Timmermanstermen
Ik kwam het woord dan wel tegen in een dichtbundel, maar in een tekst die eerlijk gezegd moeilijk een gedicht kan worden genoemd. In zijn bundel In het vertrek (1996) nam Robert Anker een achttiendelige reeks ‘Afwezig’ op, opgedragen aan de nagedachtenis van zijn vader ‘J. Anker 1908-1992’, timmerman van beroep. Op dit in memoriam liet Anker een alfabetische lijst van timmermanstermen volgen, van aantrede en achterdeel tot zaling, zeunis en zwaluwstaart. De lijst kan opgevat worden als een laatste poging van de dichter om zijn vader te portretteren: met een catalogus, een trefwoordenlijst, een zakenregister van 74 termen. En daar, in dat staccato portret van ‘de zwijgzame vriendelijke peinzende zachtaardige weemoedige intelligente wankelhartige timmerman’, bevindt zich tussen bossing, breeuwwerk en dorpel, draadnagel en fliering ook: carboleum.
Niet lang daarna kwam ik het nog een keer tegen, opnieuw in een dichtbundel, en opnieuw in regels over een vader. In Het lied van de krekel (1996) gaf J. Eijkelboom in ‘Stadstuin’ een portret van een stadstuin, en in de volgende regels ook van zijn vader die daar weinig doelgericht iets met een kwast stond te doen:
De onhandigste aller vaders caramboleerde er met de carbolineumkwast bij de dorstige schuur.
Caramboleren is een biljartterm die suggereert dat deze vader de kwast voorzichtig hanteert, als een keu - artistiek aanstippend, bedachtzaam puntjes zettend op het denkbeeldige groene laken van de schuur. Dat schiet niet op.
De verf heet hier niet carboleum, maar carbolineum.
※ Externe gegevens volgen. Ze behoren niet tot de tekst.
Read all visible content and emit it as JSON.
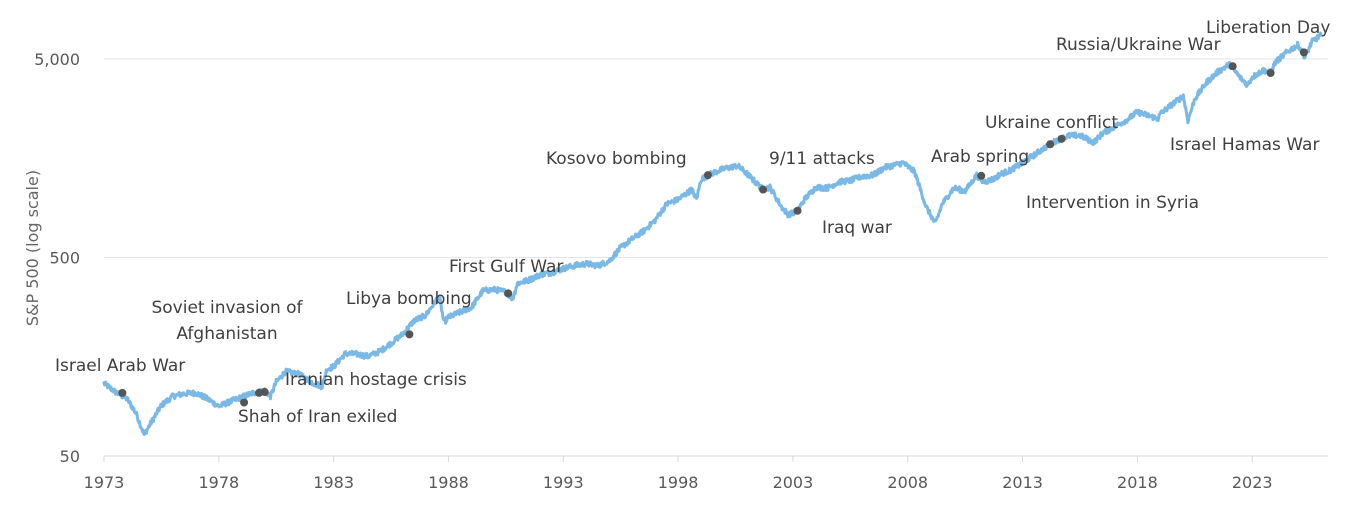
{
  "chart_data": {
    "type": "line",
    "title": "",
    "xlabel": "",
    "ylabel": "S&P 500 (log  scale)",
    "y_scale": "log",
    "ylim": [
      50,
      7000
    ],
    "xlim": [
      1973.0,
      2026.3
    ],
    "grid": true,
    "colors": {
      "series": "#7ab8e5",
      "dots": "#555555",
      "grid": "#e3e6ea",
      "text": "#3f3f3f"
    },
    "x_ticks": [
      {
        "value": 1973,
        "label": "1973"
      },
      {
        "value": 1978,
        "label": "1978"
      },
      {
        "value": 1983,
        "label": "1983"
      },
      {
        "value": 1988,
        "label": "1988"
      },
      {
        "value": 1993,
        "label": "1993"
      },
      {
        "value": 1998,
        "label": "1998"
      },
      {
        "value": 2003,
        "label": "2003"
      },
      {
        "value": 2008,
        "label": "2008"
      },
      {
        "value": 2013,
        "label": "2013"
      },
      {
        "value": 2018,
        "label": "2018"
      },
      {
        "value": 2023,
        "label": "2023"
      }
    ],
    "y_ticks": [
      {
        "value": 50,
        "label": "50"
      },
      {
        "value": 500,
        "label": "500"
      },
      {
        "value": 5000,
        "label": "5,000"
      }
    ],
    "series": [
      {
        "name": "S&P 500",
        "x": [
          1973.0,
          1973.5,
          1974.0,
          1974.4,
          1974.75,
          1975.0,
          1975.5,
          1976.0,
          1976.5,
          1977.0,
          1977.5,
          1978.0,
          1978.5,
          1979.0,
          1979.5,
          1980.0,
          1980.25,
          1980.5,
          1980.9,
          1981.5,
          1982.0,
          1982.5,
          1982.7,
          1983.0,
          1983.5,
          1984.0,
          1984.5,
          1985.0,
          1985.5,
          1986.0,
          1986.5,
          1987.0,
          1987.6,
          1987.8,
          1988.0,
          1988.5,
          1989.0,
          1989.5,
          1990.0,
          1990.5,
          1990.8,
          1991.0,
          1991.5,
          1992.0,
          1992.5,
          1993.0,
          1993.5,
          1994.0,
          1994.5,
          1995.0,
          1995.5,
          1996.0,
          1996.5,
          1997.0,
          1997.5,
          1998.0,
          1998.6,
          1998.8,
          1999.0,
          1999.5,
          2000.0,
          2000.6,
          2001.0,
          2001.7,
          2002.0,
          2002.5,
          2002.8,
          2003.2,
          2003.5,
          2004.0,
          2004.5,
          2005.0,
          2005.5,
          2006.0,
          2006.5,
          2007.0,
          2007.8,
          2008.3,
          2008.8,
          2009.2,
          2009.5,
          2010.0,
          2010.5,
          2011.0,
          2011.3,
          2011.8,
          2012.0,
          2012.5,
          2013.0,
          2013.5,
          2014.0,
          2014.5,
          2015.0,
          2015.5,
          2016.1,
          2016.5,
          2017.0,
          2017.5,
          2018.0,
          2018.9,
          2019.0,
          2019.5,
          2020.0,
          2020.2,
          2020.5,
          2021.0,
          2021.5,
          2022.0,
          2022.5,
          2022.8,
          2023.0,
          2023.5,
          2023.8,
          2024.0,
          2024.5,
          2025.0,
          2025.3,
          2025.6,
          2026.0
        ],
        "values": [
          116,
          105,
          97,
          82,
          64,
          72,
          90,
          100,
          103,
          104,
          97,
          89,
          94,
          99,
          104,
          107,
          100,
          118,
          133,
          129,
          118,
          112,
          137,
          141,
          164,
          163,
          159,
          168,
          185,
          205,
          240,
          255,
          320,
          235,
          250,
          265,
          280,
          340,
          345,
          335,
          310,
          370,
          385,
          410,
          420,
          440,
          455,
          465,
          455,
          480,
          560,
          620,
          680,
          770,
          930,
          980,
          1100,
          980,
          1240,
          1330,
          1400,
          1450,
          1320,
          1100,
          1130,
          900,
          820,
          860,
          980,
          1130,
          1120,
          1200,
          1220,
          1280,
          1300,
          1420,
          1500,
          1350,
          900,
          740,
          930,
          1120,
          1080,
          1300,
          1200,
          1250,
          1310,
          1380,
          1500,
          1640,
          1800,
          1950,
          2050,
          2060,
          1900,
          2120,
          2280,
          2450,
          2700,
          2500,
          2650,
          2950,
          3250,
          2450,
          3150,
          3800,
          4300,
          4700,
          4000,
          3700,
          4050,
          4400,
          4250,
          4800,
          5400,
          5900,
          5100,
          6100,
          6600
        ]
      }
    ],
    "annotations": [
      {
        "label": "Israel Arab War",
        "x": 1973.8,
        "y": 104
      },
      {
        "label": "Shah of Iran exiled",
        "x": 1979.1,
        "y": 93
      },
      {
        "label": "Soviet invasion of",
        "x": 1980.0,
        "y": 105,
        "line2": "Afghanistan"
      },
      {
        "label": "Iranian hostage crisis",
        "x": 1979.75,
        "y": 104
      },
      {
        "label": "Libya bombing",
        "x": 1986.3,
        "y": 205
      },
      {
        "label": "First Gulf War",
        "x": 1990.6,
        "y": 330
      },
      {
        "label": "Kosovo bombing",
        "x": 1999.3,
        "y": 1300
      },
      {
        "label": "9/11 attacks",
        "x": 2001.7,
        "y": 1100
      },
      {
        "label": "Iraq war",
        "x": 2003.2,
        "y": 860
      },
      {
        "label": "Arab spring",
        "x": 2011.2,
        "y": 1290
      },
      {
        "label": "Ukraine conflict",
        "x": 2014.2,
        "y": 1860
      },
      {
        "label": "Intervention in Syria",
        "x": 2014.7,
        "y": 1980
      },
      {
        "label": "Russia/Ukraine War",
        "x": 2022.15,
        "y": 4600
      },
      {
        "label": "Israel Hamas War",
        "x": 2023.8,
        "y": 4250
      },
      {
        "label": "Liberation Day",
        "x": 2025.25,
        "y": 5400
      }
    ]
  }
}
Aanvankelijk leek mij dat een zetfout, maar tot mijn verrassing vond ik in het woordenboek dezelfde ‘fout’: carbolineum, onzijdig, geen meervoud, stofnaam: donkerbruine vloeistof, afkomstig van koolteer, waarmee houtwerk besmeerd wordt om het tegen verrotting te vrijwaren. Ook het Woordenboek der Nederlandsche Taal (WNT) en de Winkler Prins kenden vreemd genoeg alleen het carbolineum.